Un mécontentement fourre-tout. Les Anglais interrogés parlent de tant de sujets, qu’il est clair qu’une grande confusion tient lieu de réflexion intellectuelle. On y parle d’immigration, de perte de pouvoir économique, de chômage, de perte d’identité. On y parle d’austérité, beaucoup, de sacrifices. En clair, de raisons qui sont bien autant le fruit et la responsabilité de leur propre pays, que celui de l’Europe. On peut, avec arrogance, parler de victoire des ignorants, avec cette condescendance qui explique si bien ce rejet d’une Europe qui ne leur ressemble plus, ne les considère plus, leur reprend plus qu’elle ne leur donne. A force de prendre les pauvres et les modestes à l’écart d’une société dans laquelle on ne fantasme que par le riche et le puissant, ils rappellent que désormais, lorsqu'un pays se souviendra qu’il est une démocratie et qu’il fera parler le peuple, le peuple rappellera à ses élites qu’il doit se battre pour elle ou mourir par les urnes.

Et les élites devraient se souvenir, que leur incapacité à rendre à nos pays la croissance, l’utopie et le pouvoir, leur coûtera plus cher à chaque élection, pour une raison arithmétique simple : Les pauvres sont bien plus nombreux ! Donc au final, ils auront raison.

Ce vote était le cri sans appel, et universel, poussé par les malmenés du système, qui crient ainsi leur défiance des politiques, les leurs, qu’ils trouvent déjà passablement déconnectés des réalités, et ceux des autres états, qui les regardent à peine à l’arrière de leurs limousines aux vitres fumées.

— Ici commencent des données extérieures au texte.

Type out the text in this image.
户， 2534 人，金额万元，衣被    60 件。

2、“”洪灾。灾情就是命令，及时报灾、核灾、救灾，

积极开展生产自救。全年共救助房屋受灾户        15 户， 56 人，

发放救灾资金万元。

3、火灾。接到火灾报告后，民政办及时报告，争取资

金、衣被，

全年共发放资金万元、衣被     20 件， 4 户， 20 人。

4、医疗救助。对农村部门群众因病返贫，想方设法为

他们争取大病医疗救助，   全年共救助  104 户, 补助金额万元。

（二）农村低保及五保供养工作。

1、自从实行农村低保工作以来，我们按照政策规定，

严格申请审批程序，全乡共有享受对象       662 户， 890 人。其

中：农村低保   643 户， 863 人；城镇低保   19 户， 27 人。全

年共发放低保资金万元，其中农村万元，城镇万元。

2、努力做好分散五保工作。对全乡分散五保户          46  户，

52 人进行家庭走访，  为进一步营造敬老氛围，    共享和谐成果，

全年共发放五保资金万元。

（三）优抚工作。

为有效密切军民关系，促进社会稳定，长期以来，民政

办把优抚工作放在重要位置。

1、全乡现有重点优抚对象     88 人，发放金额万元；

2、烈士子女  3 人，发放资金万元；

Le pauvre ou le modeste, qu’il soit en France, aux Etats-Unis ou au Royaume Uni est le même. Il est entré en défiance depuis 15 ans environ, il rentre en combat désormais. Il pousse des candidats qui l’entendent, et sont leur reflet, même si la plupart ne le font que pour atteindre leur but personnel. Il voit ses perspectives d’emploi baisser, ses bassins d’emploi s’affaisser, sans espoir de retour, et accuse l’Europe de n’avoir été d’aucun secours. Pire, de lui demander de se serrer encore la ceinture, lui qui n’a même plus de taille à force de serrer !

Il voit une Europe qui cède à l’immigration, une immigration qui lui volerait ses seules chances d’emploi.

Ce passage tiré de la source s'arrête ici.